By Norman Solomon
ZNetApril 24, 2003
Hans Blix, Dennis Kucinich and the Dixie Chicks are in very different lines of work -- but they're in the same line of fire from big media for the sin of strongly challenging the president's war agenda. Let's start with Blix, who can get respectful coverage in American media -- unless he's criticizing the U.S. government. Belatedly, in mid-April, he went public with accusations that the Bush administration faked evidence on Iraqi weapons of mass destruction. And Blix declared that the United Nations -- not the U.S. government -- should deploy arms inspectors in Iraq now.
But presidential spokesman Ari Fleischer retorted: "I think it's unfortunate if Hans Blix would in any way criticize the United States at this juncture." The White House message was clear -- and it reached the media echo chamber. So, on the April 22 edition of CNN's "Moneyline" program, host Lou Dobbs (with an American flag pin in his lapel) summed up a news report this way: "Blix appearing for all the world to look like a petulant U.N. bureaucrat about a month to go before his retirement." Mainstream U.S. reporters rarely apply an adjective like "petulant" to petulant administration officials like, say, Ari Fleischer. But then again, Fleischer doesn't challenge U.S. foreign policy.

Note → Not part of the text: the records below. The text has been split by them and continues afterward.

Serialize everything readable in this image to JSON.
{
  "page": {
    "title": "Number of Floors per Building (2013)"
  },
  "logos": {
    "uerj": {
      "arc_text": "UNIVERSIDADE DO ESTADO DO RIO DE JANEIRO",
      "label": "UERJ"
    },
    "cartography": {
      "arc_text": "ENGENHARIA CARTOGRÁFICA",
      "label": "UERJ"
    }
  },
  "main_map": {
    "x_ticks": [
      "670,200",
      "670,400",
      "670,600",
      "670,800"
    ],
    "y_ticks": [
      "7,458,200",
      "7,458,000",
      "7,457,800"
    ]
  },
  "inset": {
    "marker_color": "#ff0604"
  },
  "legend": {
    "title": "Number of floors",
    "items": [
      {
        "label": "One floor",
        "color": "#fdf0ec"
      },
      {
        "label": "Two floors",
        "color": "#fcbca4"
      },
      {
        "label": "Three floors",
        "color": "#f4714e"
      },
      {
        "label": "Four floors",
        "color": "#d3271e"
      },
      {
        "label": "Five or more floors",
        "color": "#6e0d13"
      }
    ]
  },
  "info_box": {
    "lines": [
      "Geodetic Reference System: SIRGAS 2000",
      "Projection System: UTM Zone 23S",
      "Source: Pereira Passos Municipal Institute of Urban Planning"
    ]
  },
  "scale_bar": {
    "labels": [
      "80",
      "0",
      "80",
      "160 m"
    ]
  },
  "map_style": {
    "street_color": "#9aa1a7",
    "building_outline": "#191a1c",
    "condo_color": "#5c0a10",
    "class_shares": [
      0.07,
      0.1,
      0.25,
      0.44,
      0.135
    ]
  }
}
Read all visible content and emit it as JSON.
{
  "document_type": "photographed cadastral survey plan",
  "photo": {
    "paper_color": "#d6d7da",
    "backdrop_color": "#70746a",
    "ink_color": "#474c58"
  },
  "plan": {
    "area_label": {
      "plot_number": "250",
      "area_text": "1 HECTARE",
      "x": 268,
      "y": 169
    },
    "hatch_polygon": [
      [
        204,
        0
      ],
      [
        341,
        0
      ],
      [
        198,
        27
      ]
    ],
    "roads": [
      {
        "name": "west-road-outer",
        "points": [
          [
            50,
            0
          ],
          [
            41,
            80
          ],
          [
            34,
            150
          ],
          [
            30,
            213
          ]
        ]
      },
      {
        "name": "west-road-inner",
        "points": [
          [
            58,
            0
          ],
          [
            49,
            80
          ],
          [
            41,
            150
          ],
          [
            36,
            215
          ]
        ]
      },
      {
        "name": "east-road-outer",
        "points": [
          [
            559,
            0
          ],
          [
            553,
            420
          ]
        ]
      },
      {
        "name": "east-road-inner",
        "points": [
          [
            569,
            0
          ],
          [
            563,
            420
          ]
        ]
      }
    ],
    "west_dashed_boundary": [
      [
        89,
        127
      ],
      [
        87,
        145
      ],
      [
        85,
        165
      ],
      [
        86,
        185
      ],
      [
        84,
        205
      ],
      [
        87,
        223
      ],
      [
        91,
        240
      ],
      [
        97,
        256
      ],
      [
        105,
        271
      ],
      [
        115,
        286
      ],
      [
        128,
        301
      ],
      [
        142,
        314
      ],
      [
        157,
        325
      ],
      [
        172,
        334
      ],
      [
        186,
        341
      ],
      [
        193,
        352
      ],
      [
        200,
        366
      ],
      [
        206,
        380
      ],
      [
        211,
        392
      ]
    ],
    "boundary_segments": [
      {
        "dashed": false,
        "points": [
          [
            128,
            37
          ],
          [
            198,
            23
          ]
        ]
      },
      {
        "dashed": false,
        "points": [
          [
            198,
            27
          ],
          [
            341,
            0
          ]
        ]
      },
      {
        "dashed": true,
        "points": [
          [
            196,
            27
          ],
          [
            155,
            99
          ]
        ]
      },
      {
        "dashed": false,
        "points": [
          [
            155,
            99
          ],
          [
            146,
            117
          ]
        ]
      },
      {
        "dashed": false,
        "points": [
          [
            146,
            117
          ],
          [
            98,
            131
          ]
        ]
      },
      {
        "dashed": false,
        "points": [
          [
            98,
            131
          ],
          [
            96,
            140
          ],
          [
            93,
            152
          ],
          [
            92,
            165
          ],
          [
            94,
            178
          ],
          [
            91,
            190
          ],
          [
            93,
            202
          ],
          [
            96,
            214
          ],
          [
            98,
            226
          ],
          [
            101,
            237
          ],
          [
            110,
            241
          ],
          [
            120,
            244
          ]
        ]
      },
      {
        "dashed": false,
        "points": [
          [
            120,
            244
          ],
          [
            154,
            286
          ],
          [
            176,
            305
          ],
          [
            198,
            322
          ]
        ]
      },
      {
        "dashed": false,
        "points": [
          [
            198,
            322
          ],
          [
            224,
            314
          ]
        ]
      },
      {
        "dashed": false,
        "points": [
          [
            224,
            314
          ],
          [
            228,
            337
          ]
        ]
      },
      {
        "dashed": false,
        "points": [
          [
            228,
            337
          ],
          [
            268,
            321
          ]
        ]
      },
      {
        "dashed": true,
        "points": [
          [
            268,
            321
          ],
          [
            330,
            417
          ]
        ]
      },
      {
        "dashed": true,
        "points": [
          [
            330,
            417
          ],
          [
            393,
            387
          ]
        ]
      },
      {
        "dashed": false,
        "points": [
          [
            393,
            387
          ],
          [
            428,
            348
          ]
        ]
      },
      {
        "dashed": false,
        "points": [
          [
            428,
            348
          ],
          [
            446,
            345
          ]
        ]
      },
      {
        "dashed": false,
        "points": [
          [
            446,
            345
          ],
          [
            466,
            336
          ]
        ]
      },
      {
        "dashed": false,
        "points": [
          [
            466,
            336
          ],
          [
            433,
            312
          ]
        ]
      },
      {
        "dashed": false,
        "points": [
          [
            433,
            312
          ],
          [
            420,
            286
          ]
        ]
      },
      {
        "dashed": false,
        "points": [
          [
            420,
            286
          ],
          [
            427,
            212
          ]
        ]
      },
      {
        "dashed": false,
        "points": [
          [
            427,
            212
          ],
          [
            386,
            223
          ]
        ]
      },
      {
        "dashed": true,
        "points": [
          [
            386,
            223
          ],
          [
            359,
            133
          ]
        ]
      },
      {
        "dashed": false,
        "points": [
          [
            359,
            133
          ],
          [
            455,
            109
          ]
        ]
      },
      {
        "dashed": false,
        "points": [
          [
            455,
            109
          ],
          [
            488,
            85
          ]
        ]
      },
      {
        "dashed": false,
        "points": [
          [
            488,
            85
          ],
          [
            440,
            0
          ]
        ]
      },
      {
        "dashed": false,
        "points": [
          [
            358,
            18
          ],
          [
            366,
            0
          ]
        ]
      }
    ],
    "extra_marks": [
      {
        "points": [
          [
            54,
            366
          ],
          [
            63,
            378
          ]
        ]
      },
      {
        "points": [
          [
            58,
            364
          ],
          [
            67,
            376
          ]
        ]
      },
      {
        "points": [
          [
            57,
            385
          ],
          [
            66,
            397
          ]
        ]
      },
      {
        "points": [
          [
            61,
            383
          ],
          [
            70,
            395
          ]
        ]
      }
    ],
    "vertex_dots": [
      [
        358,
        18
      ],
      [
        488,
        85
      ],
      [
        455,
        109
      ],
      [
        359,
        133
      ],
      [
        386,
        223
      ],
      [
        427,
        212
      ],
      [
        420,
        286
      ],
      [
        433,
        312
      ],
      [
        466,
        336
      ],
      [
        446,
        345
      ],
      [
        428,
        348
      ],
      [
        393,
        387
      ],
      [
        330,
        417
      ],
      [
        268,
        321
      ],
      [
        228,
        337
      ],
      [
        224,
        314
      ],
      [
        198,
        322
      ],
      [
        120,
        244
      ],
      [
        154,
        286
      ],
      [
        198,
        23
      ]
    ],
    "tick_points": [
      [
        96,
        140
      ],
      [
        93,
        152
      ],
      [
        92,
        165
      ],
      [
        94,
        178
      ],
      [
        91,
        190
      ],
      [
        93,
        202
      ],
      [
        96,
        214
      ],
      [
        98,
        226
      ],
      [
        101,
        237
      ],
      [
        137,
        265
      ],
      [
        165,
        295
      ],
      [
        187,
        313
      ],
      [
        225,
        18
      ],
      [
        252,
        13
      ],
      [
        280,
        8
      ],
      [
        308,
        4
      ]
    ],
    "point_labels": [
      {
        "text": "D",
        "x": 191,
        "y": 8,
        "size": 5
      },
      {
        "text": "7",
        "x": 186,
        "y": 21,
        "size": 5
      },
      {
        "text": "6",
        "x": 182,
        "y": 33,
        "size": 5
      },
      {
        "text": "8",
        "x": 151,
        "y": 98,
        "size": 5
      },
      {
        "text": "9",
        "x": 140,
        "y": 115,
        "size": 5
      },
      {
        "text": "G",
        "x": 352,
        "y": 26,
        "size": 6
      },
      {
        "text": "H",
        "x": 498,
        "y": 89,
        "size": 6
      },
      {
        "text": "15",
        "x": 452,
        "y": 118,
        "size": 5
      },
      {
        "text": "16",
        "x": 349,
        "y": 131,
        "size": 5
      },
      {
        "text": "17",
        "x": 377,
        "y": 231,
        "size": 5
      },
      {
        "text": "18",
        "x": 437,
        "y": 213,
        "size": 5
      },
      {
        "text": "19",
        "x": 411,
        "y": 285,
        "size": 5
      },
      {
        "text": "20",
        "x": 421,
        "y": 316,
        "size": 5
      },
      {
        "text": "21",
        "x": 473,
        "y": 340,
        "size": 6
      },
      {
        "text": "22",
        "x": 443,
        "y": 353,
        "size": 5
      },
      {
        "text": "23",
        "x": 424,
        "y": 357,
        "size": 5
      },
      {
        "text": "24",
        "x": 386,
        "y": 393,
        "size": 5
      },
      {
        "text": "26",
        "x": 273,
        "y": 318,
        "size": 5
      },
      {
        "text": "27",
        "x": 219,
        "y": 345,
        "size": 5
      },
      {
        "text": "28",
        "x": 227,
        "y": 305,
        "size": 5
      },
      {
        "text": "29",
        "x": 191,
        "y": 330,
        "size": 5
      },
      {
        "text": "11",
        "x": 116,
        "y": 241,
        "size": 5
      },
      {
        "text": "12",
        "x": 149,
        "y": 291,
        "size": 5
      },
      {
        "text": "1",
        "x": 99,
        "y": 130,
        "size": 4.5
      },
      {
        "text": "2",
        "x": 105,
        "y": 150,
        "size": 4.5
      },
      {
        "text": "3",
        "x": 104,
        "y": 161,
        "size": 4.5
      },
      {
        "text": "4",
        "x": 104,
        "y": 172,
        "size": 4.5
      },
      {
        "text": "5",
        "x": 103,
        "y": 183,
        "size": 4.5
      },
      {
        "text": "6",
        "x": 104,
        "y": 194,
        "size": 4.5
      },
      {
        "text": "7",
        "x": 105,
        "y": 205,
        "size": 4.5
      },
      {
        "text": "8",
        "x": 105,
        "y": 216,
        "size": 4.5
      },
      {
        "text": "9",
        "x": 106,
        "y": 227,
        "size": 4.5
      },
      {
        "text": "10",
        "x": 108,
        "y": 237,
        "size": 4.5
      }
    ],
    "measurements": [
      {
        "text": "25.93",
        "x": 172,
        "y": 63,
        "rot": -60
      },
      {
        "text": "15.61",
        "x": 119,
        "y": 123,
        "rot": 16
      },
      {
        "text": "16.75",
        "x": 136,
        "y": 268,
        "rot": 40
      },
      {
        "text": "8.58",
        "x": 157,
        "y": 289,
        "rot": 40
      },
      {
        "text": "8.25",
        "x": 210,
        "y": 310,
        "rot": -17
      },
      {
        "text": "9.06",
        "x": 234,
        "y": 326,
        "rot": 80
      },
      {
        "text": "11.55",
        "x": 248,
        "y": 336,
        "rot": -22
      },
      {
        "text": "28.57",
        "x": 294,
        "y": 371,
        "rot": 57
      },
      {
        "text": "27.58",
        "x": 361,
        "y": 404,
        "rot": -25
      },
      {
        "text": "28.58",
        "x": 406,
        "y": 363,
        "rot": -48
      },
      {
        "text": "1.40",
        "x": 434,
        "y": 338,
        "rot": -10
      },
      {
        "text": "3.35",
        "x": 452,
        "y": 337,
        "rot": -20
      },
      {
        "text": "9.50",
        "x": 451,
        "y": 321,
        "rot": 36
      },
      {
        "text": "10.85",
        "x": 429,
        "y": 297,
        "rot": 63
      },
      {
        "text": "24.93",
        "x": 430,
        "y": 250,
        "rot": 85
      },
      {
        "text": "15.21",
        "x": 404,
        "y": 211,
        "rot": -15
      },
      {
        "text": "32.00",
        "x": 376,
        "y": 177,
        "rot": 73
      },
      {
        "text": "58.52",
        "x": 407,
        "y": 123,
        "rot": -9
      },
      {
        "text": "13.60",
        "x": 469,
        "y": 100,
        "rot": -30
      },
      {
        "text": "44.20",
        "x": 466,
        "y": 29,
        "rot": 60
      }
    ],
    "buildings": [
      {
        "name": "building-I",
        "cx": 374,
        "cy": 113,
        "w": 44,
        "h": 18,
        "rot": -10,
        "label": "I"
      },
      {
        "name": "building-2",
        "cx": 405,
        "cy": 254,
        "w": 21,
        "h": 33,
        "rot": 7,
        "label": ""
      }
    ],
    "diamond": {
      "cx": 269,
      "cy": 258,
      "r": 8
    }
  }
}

Dennis Kucinich does. The four-term U.S. representative from Ohio is now running for the Democratic presidential nomination. And some media pundits find his anti-war views outrageous. A few weeks before President Bush launched an undeclared war on Iraq, "liberal" Washington Post columnist Richard Cohen declared his own war on Kucinich. The main trigger for Cohen's wrath was that the member of Congress had dared to identify oil as "the strongest incentive" for the impending war.
Cohen claimed to be shocked shocked shocked. The first word of his column was "liar." From there, the Post columnist peppered his piece with references to Kucinich as an "indomitable demagogue" and a "fool" who was "repeating a lie." But Cohen would have done well to re-read a front page of his own newspaper. Five months earlier, on Sept. 15, a page-one Post report carried the headline "In Iraqi War Scenario, Oil Is Key Issue; U.S. Drillers Eye Huge Petroleum Pool." In the article, Ahmed Chalabi, the leader of the U.S.-backed Iraqi National Congress, said that he favored the creation of a U.S.-led consortium to develop oil fields in a post-Saddam Iraq: "American companies will have a big shot at Iraqi oil."
The same Post article quoted former CIA Director James Woolsey -- a Chalabi supporter who, according to a Legal Times story, has been on the payroll of Chalabi's group. Woolsey said: "France and Russia have oil companies and interests in Iraq. They should be told that if they are of assistance in moving Iraq toward decent government, we'll do the best we can to ensure that the new government and American companies work closely with them. If they throw in their lot with Saddam, it will be difficult to the point of impossible to persuade the new Iraqi government to work with them." As many business pages have long highlighted, it's actually quite reasonable to identify oil as key to U.S. policy toward Iraq. But such talk from a presidential candidate causes some people to become incensed. That hardly makes Kucinich a "liar." On the contrary, it simply makes him a pariah in the media realms patrolled by the likes of Richard Cohen.
Similar media gendarmes are on patrol over the airwaves. The giant corporate owner of more than 1,200 radio stations, Clear Channel, syndicates talk radio host Glenn Beck to scores of stations nationwide -- and Beck is enraged about Kucinich. Days before the all-out war on Iraq began, Beck discussed spontaneous combustion and then said: "Every night I get down on my knees and pray that Dennis Kucinich will burst into flames." Beck has been a chief on-air organizer of de facto pro-war rallies promoted by Clear Channel, a monopolistic corporation with close ties to President Bush. Those rallies included vilification of the Dixie Chicks, a country music group that earned the wrath of hyper-patriots several weeks ago when lead singer Natalie Maines, a Texan, said she was ashamed to be from the same state as Bush.
While the controversy did not do much harm to sales of their music, the Dixie Chicks have suffered a sharp drop in air play. Most fans don't seem to mind the anti-war sentiment, but some radio industry executives sure do. "What's clear is that in these days of highly concentrated media ownership," says the Chicago area's Daily Herald, "there is an immense amount of pressure to not make waves." In a new statement that voiced support for the Dixie Chicks as "terrific American artists expressing American values by using their American right to free speech," rocker Bruce Springsteen condemned "the pressure coming from the government and big business to enforce conformity of thought concerning the war and politics." Being a dissenter from conventional wisdom has always involved risks -- but rarely have major media powerhouses in the United States been so eager to dismiss thoughtful opinions with the wave of a patriotic wand.